Mas a técnica sinónimo de arte para os latinos, para os gregos (τέχνη - téchne - "arte, técnica, ofício") confundia-se com a arte, tendo sido separada desta ao longo dos tempos.
Numa Sistemática do Karaté, o problema não está na "arte". O problema coloca-se no «marcial» das ditas «artes marciais» - sistemas guerreiros de treino para combate (conflito violento cuja intenção é dominar o inimigo), logo, no próprio combate. Tal como o problema não se coloca no «desporto» do «desporto de combate, mas sim no «combate». Não é por acaso que «Kumite» significa "encontro de mãos".
No Japão, do século XIV ao século XIX foi vigente o paradigma Bujutsu, etimologicamente composto pelas raízes «bu» (em japonês: 武) e «jutsu» (em japonês: 术) que significa ciência, ofício, ou arte, vigorando o paradigma Budo - composto por «bu» (em japonês: 武 ), que significa a guerra ou as artes marciais, e por «do» (em japonês: 道 ), o caminho, a via, sendo este “do” derivado do sânscrito marga budista (e significa o "caminho" para a iluminação) - sensivelmende desde 1868 até 1936, ano em que os japoneses institucionalizaram o termo Karate-Do, tendo a Japan Karaté Association organizado em 1957 a primeira competição formal. Aqui fez-se a transição de «arte marcial» para «desporto de combate»...
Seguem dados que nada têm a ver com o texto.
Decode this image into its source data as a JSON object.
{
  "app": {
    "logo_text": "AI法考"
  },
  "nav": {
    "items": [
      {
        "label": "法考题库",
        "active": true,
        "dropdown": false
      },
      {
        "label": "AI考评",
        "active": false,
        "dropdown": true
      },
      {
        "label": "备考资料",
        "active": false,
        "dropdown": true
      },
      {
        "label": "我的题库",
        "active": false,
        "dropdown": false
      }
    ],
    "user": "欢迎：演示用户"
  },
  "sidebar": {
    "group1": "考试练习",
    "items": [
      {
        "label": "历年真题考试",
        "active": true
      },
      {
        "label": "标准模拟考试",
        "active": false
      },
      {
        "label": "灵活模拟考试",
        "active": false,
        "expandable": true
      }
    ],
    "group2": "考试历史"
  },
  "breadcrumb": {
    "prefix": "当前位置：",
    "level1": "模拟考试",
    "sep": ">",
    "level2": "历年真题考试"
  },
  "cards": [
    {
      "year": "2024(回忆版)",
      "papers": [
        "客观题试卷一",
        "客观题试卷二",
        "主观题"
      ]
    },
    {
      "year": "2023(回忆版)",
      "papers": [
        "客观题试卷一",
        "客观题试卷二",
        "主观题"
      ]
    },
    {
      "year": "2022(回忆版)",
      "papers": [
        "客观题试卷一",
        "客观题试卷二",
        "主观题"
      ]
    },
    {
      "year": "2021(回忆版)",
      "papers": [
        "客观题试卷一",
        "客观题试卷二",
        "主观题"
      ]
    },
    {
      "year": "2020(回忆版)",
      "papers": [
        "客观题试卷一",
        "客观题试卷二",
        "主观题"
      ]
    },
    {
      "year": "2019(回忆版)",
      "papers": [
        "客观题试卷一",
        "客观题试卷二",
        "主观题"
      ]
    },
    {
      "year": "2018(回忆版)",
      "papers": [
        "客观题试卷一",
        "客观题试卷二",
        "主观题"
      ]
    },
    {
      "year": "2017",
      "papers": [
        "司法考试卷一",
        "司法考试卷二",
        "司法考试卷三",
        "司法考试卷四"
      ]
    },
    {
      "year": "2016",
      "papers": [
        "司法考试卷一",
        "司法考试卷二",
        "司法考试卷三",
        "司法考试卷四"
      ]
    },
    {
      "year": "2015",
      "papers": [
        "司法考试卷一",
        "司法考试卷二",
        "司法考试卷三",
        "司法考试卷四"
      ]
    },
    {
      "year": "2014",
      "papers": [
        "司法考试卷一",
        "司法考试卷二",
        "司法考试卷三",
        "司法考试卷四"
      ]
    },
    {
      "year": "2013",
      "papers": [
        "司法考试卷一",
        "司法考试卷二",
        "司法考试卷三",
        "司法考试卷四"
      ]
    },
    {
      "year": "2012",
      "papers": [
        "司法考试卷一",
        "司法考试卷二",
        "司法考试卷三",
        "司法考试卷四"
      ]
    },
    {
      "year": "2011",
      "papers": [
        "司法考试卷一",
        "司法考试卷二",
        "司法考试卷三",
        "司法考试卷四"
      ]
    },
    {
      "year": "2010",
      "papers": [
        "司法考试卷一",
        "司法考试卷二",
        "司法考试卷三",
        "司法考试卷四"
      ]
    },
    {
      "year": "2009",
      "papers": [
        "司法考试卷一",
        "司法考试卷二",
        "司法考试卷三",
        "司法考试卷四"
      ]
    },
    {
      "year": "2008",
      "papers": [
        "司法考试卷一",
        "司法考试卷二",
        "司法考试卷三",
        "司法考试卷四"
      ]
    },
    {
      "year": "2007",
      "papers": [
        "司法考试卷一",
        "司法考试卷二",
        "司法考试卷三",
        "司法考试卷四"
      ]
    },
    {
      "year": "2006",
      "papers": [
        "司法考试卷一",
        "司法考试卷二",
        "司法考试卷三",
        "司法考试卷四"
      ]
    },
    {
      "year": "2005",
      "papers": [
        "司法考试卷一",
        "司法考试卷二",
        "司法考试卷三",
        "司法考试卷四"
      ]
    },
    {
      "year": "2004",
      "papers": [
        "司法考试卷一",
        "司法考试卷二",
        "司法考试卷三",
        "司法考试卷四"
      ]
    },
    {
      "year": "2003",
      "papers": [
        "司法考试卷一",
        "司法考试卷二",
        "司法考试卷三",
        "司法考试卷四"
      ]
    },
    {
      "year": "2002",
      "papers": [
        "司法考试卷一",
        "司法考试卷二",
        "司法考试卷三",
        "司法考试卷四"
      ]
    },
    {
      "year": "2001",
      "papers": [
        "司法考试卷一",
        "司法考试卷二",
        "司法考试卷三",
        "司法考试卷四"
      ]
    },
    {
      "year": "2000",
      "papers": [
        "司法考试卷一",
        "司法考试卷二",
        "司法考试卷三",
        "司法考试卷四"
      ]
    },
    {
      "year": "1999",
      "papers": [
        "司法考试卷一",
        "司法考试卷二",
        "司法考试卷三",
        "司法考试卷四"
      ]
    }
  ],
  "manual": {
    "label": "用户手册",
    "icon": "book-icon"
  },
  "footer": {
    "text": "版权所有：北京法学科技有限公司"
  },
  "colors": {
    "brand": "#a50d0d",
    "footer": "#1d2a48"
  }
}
Ora, nós temos comprado as coisas ao preço a que elas nos têm sido vendidas. Uma coisa é aquilo em que acreditamos, outra coisa é aquilo que conseguimos fundamentar e provar. Até os cépticos precisam acreditar que em nada acreditam. Dar só uma denominação, qualquer um pode dar a que quiser...
No célebre livro de 1643, escrito por Miyamoto Musashi, “Go Rin No Sho” (Musashi, 2007), o termo heiho é traduzido como «arte marcial» (p. 35). A tradutora, Catarina Fonseca, explica-nos que este termo, escrito com dois caracteres, levanta um problema: o primeiro ideograma pode significar «soldado», «batalha», «arma» ou «estratégia», pelo que defini-lo como «marcial» é correcto, enquanto o segundo é um pouco mais complicado e pode significar «lei», «método», «técnica», «arte», «modelo», «sistema» ou «doutrina».
No budismo, acrescenta ainda a tradutora, no qual Musashi era versado, este segundo ideograma pode significar «verdade» enquanto percepção ou prática do budismo em si e, apesar de existir o termo gei para designar outras artes (tal como a cerimónia do chá, o teatro noh ou a arte do arco – kyudo), Musashi utiliza este termo para descrever o seu «caminho».
Curioso é o facto de na tradução de Luís Serrão, a partir da versão inglesa do livro “The Book of Five Rings”, de Musashi (2002), todos os termos em que na tradução anterior (Musashi, 2007) aparecem como «arte marcial», neste segundo livro aparecem sempre e só traduzidos como «estratégia». Será só uma questão de tradução ou haverá aqui algo de conceptual?
Quando Yonnet (2004) afirma que "é o uso do utensílio que faz a classificação da actividade, não o utensílio por si próprio" refere-se ao «hoje», ao treino civil, e é isso próprio que nos quer transmitir...
Que "uso" fazemos actualmente do utensílio "Karaté"?
Por isso mesmo tenho defendido a classificação taxonomica do Karaté não como «arte marcial» nem como «desporto de combate», mas sim como um desporto de contacto corporal directo...
Outros contentam-se com a divisão entre «Karaté tradicional» e «Karaté desportivo».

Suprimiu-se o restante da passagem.